A database for learning evaluation functions

Discussion of chess software programming and technical issues.

Moderators: hgm, Rebel, chrisw

AlvaroBegue
Posts: 931
Joined: Tue Mar 09, 2010 3:46 pm
Location: New York
Full name: Álvaro Begué (RuyDos)

A database for learning evaluation functions

Post by AlvaroBegue »

Hi,

I have been thinking of doing this for a long time, and I am finally doing it. I am building a database of ~1.34M positions and associated game results, trying to have as few biases as possible. It should be suitable for learning an evaluation function using a neural network, or to tune parameters in a more traditional evaluation function.

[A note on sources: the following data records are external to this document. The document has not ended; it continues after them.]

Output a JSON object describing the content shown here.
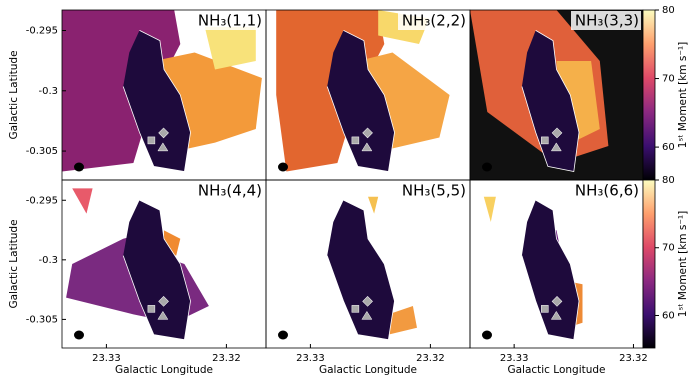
{
  "chart_data": [
    {
      "type": "heatmap",
      "title": "NH₃(1,1)",
      "ylabel": "Galactic Latitude",
      "ylim": [
        -0.3074,
        -0.2933
      ],
      "yticks": [
        -0.295,
        -0.3,
        -0.305
      ]
    },
    {
      "type": "heatmap",
      "title": "NH₃(2,2)"
    },
    {
      "type": "heatmap",
      "title": "NH₃(3,3)"
    },
    {
      "type": "colorbar",
      "label": "1ˢᵗ Moment [km s⁻¹]",
      "lim": [
        55.2,
        80
      ],
      "ticks": [
        60,
        70,
        80
      ],
      "colors": [
        "#000004",
        "#3b0f70",
        "#8c2981",
        "#de4968",
        "#fe9f6d",
        "#fcfdbf"
      ]
    },
    {
      "type": "heatmap",
      "title": "NH₃(4,4)",
      "xlabel": "Galactic Longitude",
      "ylabel": "Galactic Latitude",
      "xlim": [
        23.3337,
        23.3167
      ],
      "xticks": [
        23.33,
        23.32
      ],
      "ylim": [
        -0.3074,
        -0.2933
      ],
      "yticks": [
        -0.295,
        -0.3,
        -0.305
      ]
    },
    {
      "type": "heatmap",
      "title": "NH₃(5,5)",
      "xlabel": "Galactic Longitude",
      "xlim": [
        23.3337,
        23.3167
      ],
      "xticks": [
        23.33,
        23.32
      ]
    },
    {
      "type": "heatmap",
      "title": "NH₃(6,6)",
      "xlabel": "Galactic Longitude",
      "xlim": [
        23.3337,
        23.3192
      ],
      "xticks": [
        23.33,
        23.32
      ]
    },
    {
      "type": "colorbar",
      "label": "1ˢᵗ Moment [km s⁻¹]",
      "lim": [
        55.2,
        80
      ],
      "ticks": [
        60,
        70,
        80
      ],
      "colors": [
        "#000004",
        "#3b0f70",
        "#8c2981",
        "#de4968",
        "#fe9f6d",
        "#fcfdbf"
      ]
    }
  ]
}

This is the procedure I am using:
(1) Download a PGN database with all CCRL 40/4 games.
(2) Convert games to simple lists of moves, with one game per line.
(3) Use a modified version of my engine RuyDos that starts with a random position from each game (at least 20 plies into the game, and at least 10 plies before the end of the game) and extracts the position of the 1,000-th call to the static evaluation function.
(4) Play one game per position using Stockfish 6, using cutechess-cli with time control 30/1 (about 2 seconds per game, and with my 4 cores working concurrently, I expect this will take about a week).
(5) Join the positions and the results.

The first ten positions look like this:

Code: Select all

3r4/4k3/8/5p1R/8/1b2PB2/1P6/4K3 b - - 1-0
3nk2r/rp1b2pp/pR3p2/3P4/1Q3q2/3B1N2/5PPP/5RK1 w k - 1-0
1R6/7p/4k1pB/p1PpP3/2n4P/3K4/P4r2/8 b - - 0-1
3R4/5r1k/2b4p/5p2/1PB5/4q3/P4RPP/6K1 w - - 1/2-1/2
8/5kp1/p4n1p/3pK3/1B6/8/8/8 w - - 0-1
3q3k/1br2pp1/1p6/pP1pR1b1/3P4/P2Q2P1/1B5P/5RK1 b - - 1-0
2b1rbk1/1p1n1pp1/3p3p/6q1/1BB1P3/2N2P1P/R2Q2P1/6K1 w - - 1/2-1/2
2q3k1/5pp1/p3p2p/1p6/1n1P4/5PP1/PP1QN2P/3R2K1 w - - 1-0
8/3b1Q1p/p2p1pp1/4bk2/4r1q1/7P/P4PP1/3R1RK1 w - - 1-0
rq3rk1/2p2ppp/p2b4/1p1Rp1BQ/4P3/1P5P/1PP2PP1/3R2K1 b - - 1-0
Will anybody be interested in a database like this? Is there anything you would have done differently?

Thanks!
Álvaro.
brianr
Posts: 536
Joined: Thu Mar 09, 2006 3:01 pm

Re: A database for learning evaluation functions

Post by brianr »

It depends on what you want as tuning approaches vary (score, bm, result). With the CCRL games you already have a result.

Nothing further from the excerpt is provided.